Before starting their new life in France, the Parkers set off on a two-week safari to Zimbabwe and Namibia. It seemed the perfect way to say goodbye to Africa and to pass the time while they waited for Charlotte's delayed travel documents for France.

They also believed it would ease the transition for Charlotte, who had difficulty cutting ties with South Africa.

The awful irony, said Nadie Bahlmann, Charlotte's teacher, is that the Parkers had originally planned to relocate to France last year.

"They changed their minds this year. I heard the father say one of the reasons for going was that he was looking for a safer future for Charlotte. The other tragic irony is that they were meant to fly straight to France. Then Charlotte said there was some delay with her travel papers, so they had decided to go on one last African safari."

Parker was too distraught to speak about the tragedy and instead passed on the news by email.

"My wife and daughter have been killed in an accident," read a heartbreaking email to his estate agent.

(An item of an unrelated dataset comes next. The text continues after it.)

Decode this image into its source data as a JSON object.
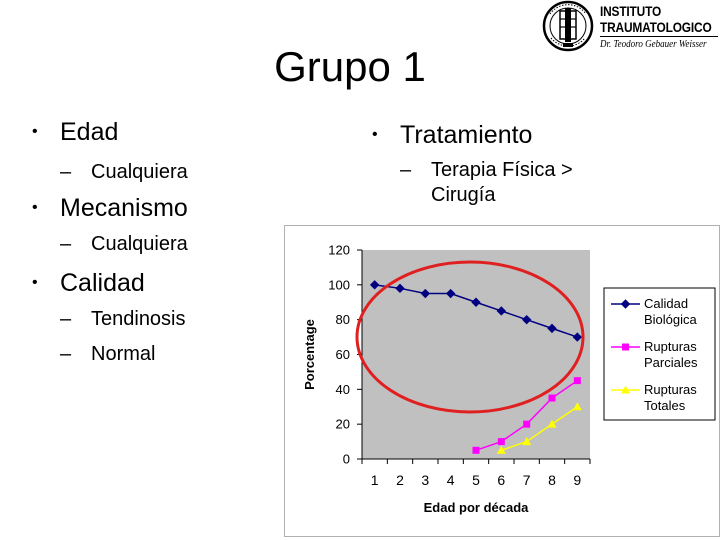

"I will be back in the UK by the week's end, but at present have little interest in the house. If you could just make decisions for me I'll very much appreciate it."

"How do you handle something like this?" said Hall, who was en route to the funeral on Thursday in the UK.

"My heart goes out to Kelvin. He is left on his own. It's very, very sad. I just hope he finds a way of moving on."

Parker flew his family's bodies out of Harare back to the UK on Wednesday.

"Mr Parker was coping well under the circumstances," said Rennie. "He's a very, very brave man."

The national park authorities and Zimbabwean police were investigating the incident. The Hide would also conduct its own inquiry, Rennie added.

"The Hide has suspended walking in the park from its list of activities until further notice," he said.

"We have commenced a full investigation into this incident so that we can piece together a better understanding of the sequence of events."

Any possibility of reckless behaviour or negligence was ruled out by Rennie. "It's a fact that there has been no negligence. It was just a freak accident."

Privella was discharged from a Bulawayo hospital late this week. He has refused to speak to the media.

"He just wants to forget about this and move on," said Rennie.